I ask Philip whether his way of thinking has changed after carrying this disease.
“You start to care a lot less about worldly things,” he says. “Things that used to bother you don’t bother you any more, when you think about it. It changed my life for the better. It made my prayer stronger, I came into contact with people I otherwise wouldn’t have met. I can see God’s hand in it. I can’t be mad, because I can see how he is working through this. You think about the blessings you have already.
“Death: you never think about it, and if you do it’s so far away that you never give it a second thought,” Philip says. “Now I have to think about it every day.” (He recently lost a friend, Jennifer Robbins, to brain cancer. For like many people with terminal conditions he has come to know many other sufferers.)

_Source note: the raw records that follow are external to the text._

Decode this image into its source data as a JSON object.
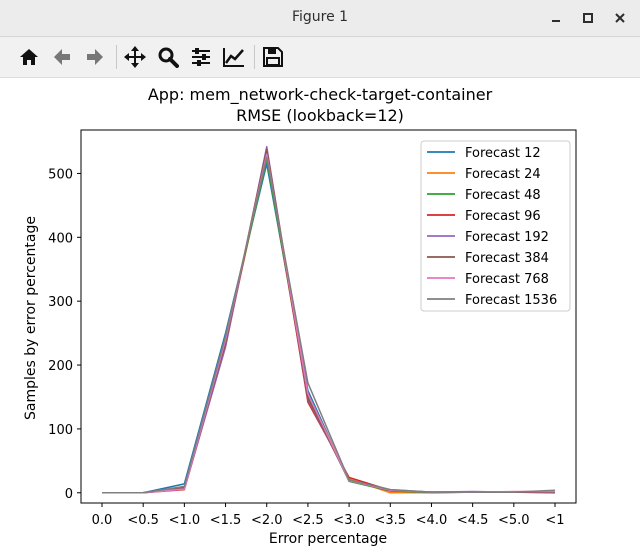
{
  "window": {
    "title": "Figure 1"
  },
  "toolbar": {
    "icons": [
      "home-icon",
      "back-arrow-icon",
      "forward-arrow-icon",
      "pan-icon",
      "zoom-icon",
      "configure-subplots-icon",
      "edit-axis-icon",
      "save-icon"
    ]
  },
  "chart_data": {
    "type": "line",
    "title": "App: mem_network-check-target-container",
    "subtitle": "RMSE (lookback=12)",
    "xlabel": "Error percentage",
    "ylabel": "Samples by error percentage",
    "categories": [
      "0.0",
      "<0.5",
      "<1.0",
      "<1.5",
      "<2.0",
      "<2.5",
      "<3.0",
      "<3.5",
      "<4.0",
      "<4.5",
      "<5.0",
      "<1"
    ],
    "yticks": [
      0,
      100,
      200,
      300,
      400,
      500
    ],
    "ylim": [
      -16,
      568
    ],
    "legend_position": "upper right",
    "series": [
      {
        "name": "Forecast 12",
        "color": "#1f77b4",
        "values": [
          0,
          0,
          14,
          250,
          515,
          160,
          18,
          3,
          1,
          1,
          1,
          2
        ]
      },
      {
        "name": "Forecast 24",
        "color": "#ff7f0e",
        "values": [
          0,
          0,
          7,
          232,
          528,
          153,
          22,
          0,
          0,
          1,
          1,
          0
        ]
      },
      {
        "name": "Forecast 48",
        "color": "#2ca02c",
        "values": [
          0,
          0,
          9,
          238,
          522,
          150,
          18,
          3,
          0,
          1,
          1,
          1
        ]
      },
      {
        "name": "Forecast 96",
        "color": "#d62728",
        "values": [
          0,
          0,
          5,
          230,
          535,
          142,
          24,
          4,
          1,
          1,
          1,
          0
        ]
      },
      {
        "name": "Forecast 192",
        "color": "#9467bd",
        "values": [
          0,
          0,
          6,
          228,
          542,
          146,
          20,
          5,
          1,
          2,
          1,
          1
        ]
      },
      {
        "name": "Forecast 384",
        "color": "#8c564b",
        "values": [
          0,
          0,
          8,
          234,
          538,
          148,
          20,
          3,
          1,
          1,
          1,
          1
        ]
      },
      {
        "name": "Forecast 768",
        "color": "#e377c2",
        "values": [
          0,
          0,
          6,
          240,
          530,
          155,
          19,
          4,
          1,
          1,
          2,
          2
        ]
      },
      {
        "name": "Forecast 1536",
        "color": "#7f7f7f",
        "values": [
          0,
          0,
          10,
          245,
          525,
          172,
          20,
          5,
          1,
          1,
          1,
          4
        ]
      }
    ]
  }
}
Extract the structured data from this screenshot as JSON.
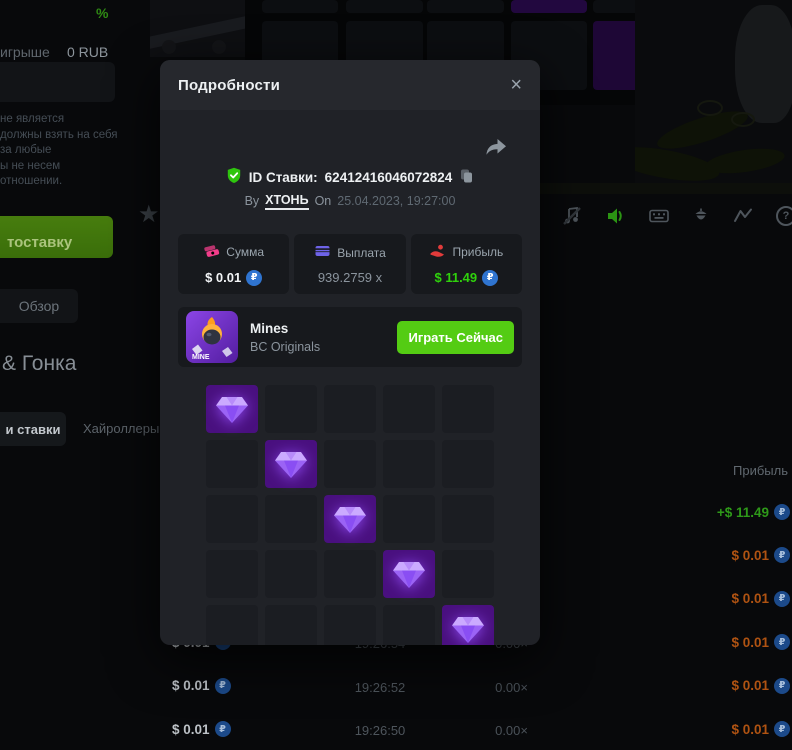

Philip is currently assigned to St Catherine of Siena church in Wake Forest, North Carolina, and hopes to return to St Charles Borromeo Seminary for on-campus studies next year.
He loves the Extraordinary Form Mass, which he says is rapidly growing in his part of the United States. Raleigh cathedral now hosts an EF Mass one Sunday in each month and Philip finds it a source of strength. (His mother, incidentally, only became a Catholic three years ago, although he doesn’t believe he was a direct influence.)
Philip writes a blog, In Caritate Non Ficta (which translates as “in unfeigned love” and can be found at Philipgerardjohnson.blogspot.com), and his faith and stoicism in the face of such a terrifying condition have inspired many people.
“My bishop asked me to speak at the local high school,” he says. “He’d already asked them to pray for me, they were praying novenas. There was just overwhelming support.”
Philip gets letters from well-wishers all the time, and he says that knowing that people care helps a lot. “If you have a difficult day, knowing people are thinking about and praying for you helps.”
A friend in the Vatican even arranged for his name to be entered into the prayer book that sits on the Pope’s prie dieu. He remains in the prayers of so many people, friends and strangers who have been touched by his story.
Last month Bishop Burbidge, for the second year in succession, announced a novena for Philip. In a letter to priests, religious and the lay faithful of the diocese, the bishop noted that the “growth of the brain tumour appears to have stabilised about the time of the conclusion of last year’s novena”.
I happened to have read a couple of days before interviewing Philip about a new trial for treating brain tumours, called GALA-5, in which 60 patients newly diagnosed with glioblastoma, the most common type of malignant brain tumour, will be given 5-amino-levulinic acid, a substance which makes the tumour glow under UV light during surgery, making it easier to remove under surgery. I mention this to Philip, then realise he probably gets these sorts of snippets of hope all the time from people. It is natural when confronted with such a terrible injustice to want to offer reassurance.
He laughs. He says that he gets “a lot of emails from a lot of people” telling him about the latest in developments in brain cancer treatment.
I ask Philip what he is currently praying for. “I’m praying for strength,” he replies. “I’m praying for the strength to accept God’s will and be joyful about that, because miracles happen.
“I’ve always had a feeling, right after I was diagnosed, immediately I was told I had 18 months to live… for some reason I didn’t believe it. And I keep hearing it from different people, from priests I know, who say that when they pray for me they have a feeling I’m going to be around for a while.”
For some reason I get the same feeling when we speak, such is the strong feeling of hope that he communicates, not just for himself but for all of us who are ultimately heading in the same direction. So many people, in fact, across the world are praying for Philip that it seems as if he has an enormous force of faith behind him. So this Christmas, please remember him in your prayers.